Hansen is very clear that stopping coal and unconventionals is the one measure without which all else will fail, but Ekeland doesn’t mention that or any of the other measures Hansen proposes.


James Hansen arrested at a protest against the Keystone XL pipeline.

As Foster says, the policies Hansen considers to be essential are shown not just by what he writes, but by his actions. “He has been arrested in an attempt to block coal-fired plants and in a protest over the Keystone XL pipeline designed to bring Alberta tar sands oil to the Gulf of Mexico. His activism, and willingness to be arrested in relation to these issues, shows what he considers to be essential. … A mere increase in the carbon price is insufficient where coal and unconventional fossil fuels are concerned, and actual bans are necessary.”

How does fee and dividend fit in? It’s evident from his books and articles that Hansen sees it as a framework for high-level negotiations. He writes, “the key requirement is that the United States and China agree to apply across-the-board fees to carbon-based fuels.” They would force others to follow suit by imposing import duties on products from countries that don’t levy a carbon fee.

Given that approach, it’s not surprising that Hansen’s fee and dividend advocacy mainly involves lobbying politicians and governments, rather than grassroots action. That’s why Foster, while recognizing its progressive features, says fee and dividend is “mostly a top-down, elite-based strategy.”

And that’s why fee and dividend can be part of a radical action program against climate change, but isn’t sufficient by itself, and isn’t suitable for building the mass movements that socialists know are needed.

All out for carbon taxes?

Ekeland believes that left’s lack of enthusiasm for Hansen’s plan reflects a “long tradition of quite correctly fighting against indirect, regressive and socially unjust taxes.” I agree: most of the leftish criticisms of Hansen that I’ve seen have failed to see the broad range of measures that Hansen advocates, and the important ways in which fee and dividend differs from most carbon tax plans.

But having said that the left has “quite correctly” opposed such taxes, Ekeland promptly reverses himself, calling opposition to tax-driven price increases “a fairly dogmatic tradition.” He strongly criticizes me, Simon Butler, Tim Anderson and Daniel Tanuro for pointing that in the real world – not some fantasy world where taxes are imposed by impartial governments for the common good – most plans to “put a price on carbon” hurt working people while boosting corporate profits.

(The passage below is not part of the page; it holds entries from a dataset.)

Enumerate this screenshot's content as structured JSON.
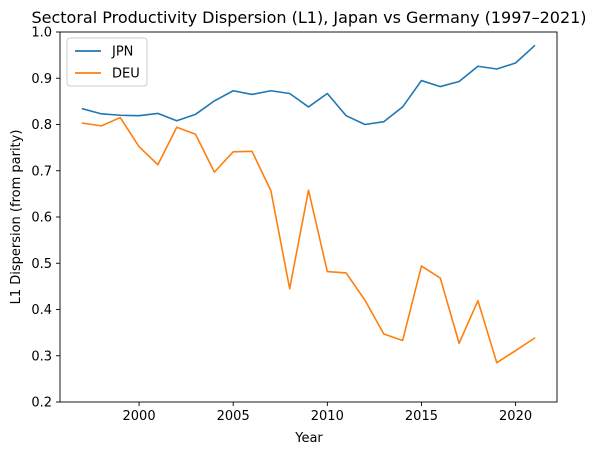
{
  "chart_data": {
    "type": "line",
    "title": "Sectoral Productivity Dispersion (L1), Japan vs Germany (1997–2021)",
    "xlabel": "Year",
    "ylabel": "L1 Dispersion (from parity)",
    "xlim": [
      1995.8,
      2022.2
    ],
    "ylim": [
      0.2,
      1.0
    ],
    "x_ticks": [
      2000,
      2005,
      2010,
      2015,
      2020
    ],
    "y_ticks": [
      0.2,
      0.3,
      0.4,
      0.5,
      0.6,
      0.7,
      0.8,
      0.9,
      1.0
    ],
    "x_tick_labels": [
      "2000",
      "2005",
      "2010",
      "2015",
      "2020"
    ],
    "y_tick_labels": [
      "0.2",
      "0.3",
      "0.4",
      "0.5",
      "0.6",
      "0.7",
      "0.8",
      "0.9",
      "1.0"
    ],
    "grid": false,
    "legend_position": "top-left",
    "x": [
      1997,
      1998,
      1999,
      2000,
      2001,
      2002,
      2003,
      2004,
      2005,
      2006,
      2007,
      2008,
      2009,
      2010,
      2011,
      2012,
      2013,
      2014,
      2015,
      2016,
      2017,
      2018,
      2019,
      2020,
      2021
    ],
    "series": [
      {
        "name": "JPN",
        "color": "#1f77b4",
        "values": [
          0.834,
          0.823,
          0.82,
          0.819,
          0.824,
          0.808,
          0.822,
          0.851,
          0.873,
          0.865,
          0.873,
          0.867,
          0.838,
          0.867,
          0.819,
          0.8,
          0.806,
          0.838,
          0.895,
          0.882,
          0.893,
          0.926,
          0.92,
          0.933,
          0.97
        ]
      },
      {
        "name": "DEU",
        "color": "#ff7f0e",
        "values": [
          0.803,
          0.797,
          0.815,
          0.752,
          0.713,
          0.794,
          0.779,
          0.697,
          0.741,
          0.742,
          0.657,
          0.445,
          0.658,
          0.482,
          0.479,
          0.42,
          0.347,
          0.333,
          0.494,
          0.468,
          0.327,
          0.419,
          0.285,
          0.311,
          0.338
        ]
      }
    ]
  }
}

Rather than discussing Hansen’s full program, Ekeland uses one of its proposals as a jumping-off point to argue that using taxes and markets to influence consumer behavior is the only practical and effective way to reduce emissions. Leftists who disagree display “a lack of understanding of markets as a social institution.” He points to the fact that sales of electric cars jumped in Norway when taxes on them were cut as proof that “when the prices and context change, behavior can change.” By implication, the emission problem is caused by consumer behavior, and fixing the market is the solution.

The alternative, which he calls “command-and-control regulation,” is not only “totally unrealistic” but would likely lead to “black markets for energy, with horrific prices and speculation.” No wonder he doesn’t mention that Hansen’s program features an outright ban on coal and unconventional fuel production!

This isn’t the place for a full discussion of the advantages and (mostly) disadvantages of trying to use markets to solve environmental problems. The key point is made clearly in Foster’s article: “All exclusively market-based strategies tend to backfire, since they rely principally on economic incentives. Hansen’s fee and dividend is necessary under present conditions but is only a single wedge in what must be a much more comprehensive climate-change exit strategy.”

Ekeland reduces Hansen’s program to a single wedge, and his contradictory comments about direct dividends reveal confusion about key aspects of that. It is very difficult to see how his approach can be considered consistent with James Hansen’s climate change exit strategy.

Ian Angus is an ecosocialist activist in Canada. This article was written in response to an article by Anders Ekeland which appeared in both Against the Current and Climate and Capitalism.